ACPR/44/2026 du 13.01.2026 sur ONMMP/4755/2025 ( MP ) , REJETE

Descripteurs : ORDONNANCE DE NON-ENTRÉE EN MATIÈRE;ABUS DE CONFIANCE;GESTION DÉLOYALE
Normes : CPP.310; CPP.309; CP.138; CP.158

république et

canton de Genève

POUVOIR JUDICIAIRE

P/9784/2024 ACPR/44/2026

COUR DE JUSTICE

Chambre pénale de recours

Arrêt du mardi 13 janvier 2026

 

Entre

A______, représenté par Me Nicolas GUIRAMAND, avocat, BEKER GUIRAMAND & Associés, rue de Hesse 7, 1204 Genève,

recourant,

 


contre l'ordonnance de non-entrée en matière rendue le 7 octobre 2025 par le Ministère public,

et

LE MINISTÈRE PUBLIC de la République et canton de Genève, route de Chancy 6B,
1213 Petit-Lancy, case postale 3565, 1211 Genève 3,

intimé.


EN FAIT :

A. a. Par acte expédié le 20 octobre 2025, A______ recourt contre l'ordonnance du 7 précédent, notifiée le lendemain, par laquelle le Ministère public a décidé de ne pas entrer en matière sur sa plainte.

Le recourant conclut, sous suite de frais et dépens, à l'annulation de cette ordonnance et à l'ouverture d'une instruction.

b. Le recourant a versé les sûretés en CHF 1'200.- qui lui étaient réclamées par la Direction de la procédure.

B. Les faits pertinents suivants ressortent du dossier :

a. A______, domicilié à Genève, est titulaire de l'entreprise individuelle B______, par laquelle il offre des prestation de disc-jockey et de composition de musiques notamment.

b. C______ SÀRL et D______ SÀRL sont des sociétés françaises, actives dans la production, l'exploitation et l'édition musicale pour la première et dans le conseil, l'assistance et l'accompagnement d'artistes notamment pour la seconde.

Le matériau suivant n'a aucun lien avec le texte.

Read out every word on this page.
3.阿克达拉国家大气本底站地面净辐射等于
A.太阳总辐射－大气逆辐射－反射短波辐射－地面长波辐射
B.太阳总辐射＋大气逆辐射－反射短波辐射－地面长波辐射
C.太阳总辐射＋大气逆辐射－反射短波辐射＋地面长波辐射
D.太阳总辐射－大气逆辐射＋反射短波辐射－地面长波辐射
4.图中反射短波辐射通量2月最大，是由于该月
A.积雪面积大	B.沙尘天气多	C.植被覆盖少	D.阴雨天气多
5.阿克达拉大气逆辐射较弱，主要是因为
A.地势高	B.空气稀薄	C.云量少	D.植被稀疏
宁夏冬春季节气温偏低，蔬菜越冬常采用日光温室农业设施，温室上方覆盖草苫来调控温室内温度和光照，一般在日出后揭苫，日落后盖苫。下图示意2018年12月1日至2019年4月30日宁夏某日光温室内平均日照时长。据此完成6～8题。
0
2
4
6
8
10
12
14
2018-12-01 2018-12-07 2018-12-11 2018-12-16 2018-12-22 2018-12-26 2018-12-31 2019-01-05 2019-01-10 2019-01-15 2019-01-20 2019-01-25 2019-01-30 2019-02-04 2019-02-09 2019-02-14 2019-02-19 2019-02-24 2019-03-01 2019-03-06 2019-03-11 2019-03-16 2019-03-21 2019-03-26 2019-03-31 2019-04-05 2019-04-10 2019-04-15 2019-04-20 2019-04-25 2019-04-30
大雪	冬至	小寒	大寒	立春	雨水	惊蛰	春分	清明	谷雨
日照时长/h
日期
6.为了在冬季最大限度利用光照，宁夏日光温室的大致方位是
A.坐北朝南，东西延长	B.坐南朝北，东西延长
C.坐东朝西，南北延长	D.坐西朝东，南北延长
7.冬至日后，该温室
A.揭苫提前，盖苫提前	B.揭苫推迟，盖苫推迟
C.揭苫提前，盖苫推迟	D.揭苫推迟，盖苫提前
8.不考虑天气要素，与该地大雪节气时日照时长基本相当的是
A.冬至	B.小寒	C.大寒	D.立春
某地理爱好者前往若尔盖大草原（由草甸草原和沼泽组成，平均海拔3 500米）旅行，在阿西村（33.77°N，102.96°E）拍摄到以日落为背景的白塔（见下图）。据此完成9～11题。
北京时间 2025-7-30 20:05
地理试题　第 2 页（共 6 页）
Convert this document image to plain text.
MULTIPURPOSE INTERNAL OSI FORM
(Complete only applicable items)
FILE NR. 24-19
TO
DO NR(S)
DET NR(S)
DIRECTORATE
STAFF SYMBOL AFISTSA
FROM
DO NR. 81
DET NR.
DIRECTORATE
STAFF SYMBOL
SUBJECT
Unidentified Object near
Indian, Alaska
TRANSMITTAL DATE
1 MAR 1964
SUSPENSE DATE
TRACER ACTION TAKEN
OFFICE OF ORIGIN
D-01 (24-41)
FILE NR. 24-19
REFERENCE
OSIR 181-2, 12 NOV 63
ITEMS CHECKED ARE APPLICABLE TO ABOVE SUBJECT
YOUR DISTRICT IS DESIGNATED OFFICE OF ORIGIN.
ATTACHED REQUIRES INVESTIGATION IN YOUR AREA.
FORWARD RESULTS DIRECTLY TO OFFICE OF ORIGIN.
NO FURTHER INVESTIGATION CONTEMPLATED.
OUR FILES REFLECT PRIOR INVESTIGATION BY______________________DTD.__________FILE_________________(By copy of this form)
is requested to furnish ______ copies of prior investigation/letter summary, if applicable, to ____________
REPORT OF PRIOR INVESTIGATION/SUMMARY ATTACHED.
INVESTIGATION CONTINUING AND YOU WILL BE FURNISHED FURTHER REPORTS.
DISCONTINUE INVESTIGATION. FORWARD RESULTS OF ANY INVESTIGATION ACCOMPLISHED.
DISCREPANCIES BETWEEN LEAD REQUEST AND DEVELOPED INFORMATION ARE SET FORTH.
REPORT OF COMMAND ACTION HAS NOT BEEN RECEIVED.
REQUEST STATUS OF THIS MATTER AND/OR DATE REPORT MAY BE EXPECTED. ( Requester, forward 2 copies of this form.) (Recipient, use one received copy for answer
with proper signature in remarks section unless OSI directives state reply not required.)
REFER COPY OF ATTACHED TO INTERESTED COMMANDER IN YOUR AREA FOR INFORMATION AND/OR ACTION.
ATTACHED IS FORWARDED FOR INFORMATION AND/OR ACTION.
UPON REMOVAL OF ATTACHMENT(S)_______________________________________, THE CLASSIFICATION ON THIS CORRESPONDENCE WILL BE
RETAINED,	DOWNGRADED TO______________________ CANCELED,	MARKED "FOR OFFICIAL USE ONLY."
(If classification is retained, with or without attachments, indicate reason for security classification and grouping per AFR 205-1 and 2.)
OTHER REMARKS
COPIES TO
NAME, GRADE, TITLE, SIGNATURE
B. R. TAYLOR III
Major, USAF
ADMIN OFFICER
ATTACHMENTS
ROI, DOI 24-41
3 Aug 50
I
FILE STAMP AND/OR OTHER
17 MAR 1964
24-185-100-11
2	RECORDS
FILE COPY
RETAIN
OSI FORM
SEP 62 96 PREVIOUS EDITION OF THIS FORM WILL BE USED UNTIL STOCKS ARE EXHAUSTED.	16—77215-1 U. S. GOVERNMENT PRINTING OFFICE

E______ et F______ occupent la fonction de dirigeants de ces deux sociétés.

c. Dès 2012, F______ est devenu le manager de A______, qui lui a versé, jusqu'en octobre 2023, une rémunération fixe à ce titre (mensuelle de EUR 2'500.- au début, puis EUR 5'000.- à partir de 2019 et EUR 7'500.- dès juin 2022), créditée en faveur de D______ SÀRL.

d. Le 17 avril 2024, A______ a déposé plainte contre F______, E______, C______ SÀRL et D______ SÀRL, des chefs d'abus de confiance, voire gestion déloyale.

Il y expliquait qu'en 2023, après un changement dans sa direction artistique, un conflit avait éclaté avec F______, ce dernier lui refusant toute résiliation des rapports contractuels, de même que l'accès direct aux comptes gérés en son nom. Lors d'échanges épistolaires subséquents, il avait appris être lié par un contrat d'édition dont il ne conservait aucun souvenir. Il estimait n'avoir jamais consenti à un tel engagement. Il avait pu, parfois, signer des documents, sans en garder de copies, sur la base des seules explications de F______, en qui il avait une totale confiance; il n'avait toutefois jamais été question d'accorder des droits sur sa musique. Cela impliquait que C______ SÀRL percevait, à son insu et en sus de la rémunération déjà versée à F______, des redevances liées à ses œuvres musicales. Il avait également découvert qu'il n'était pas inscrit auprès de la G______ mais auprès de H______ depuis 2015, et que l'intégralité de ses œuvres musicales étaient enregistrées au nom de C______ SÀRL et I______ SASU, étant précisé qu'il n'avait aucun lien avec cette dernière. Les mis en cause refusaient en outre de lui fournir le moindre document utile à propos de sa situation contractuelle et des redevances générées par ses créations musicales.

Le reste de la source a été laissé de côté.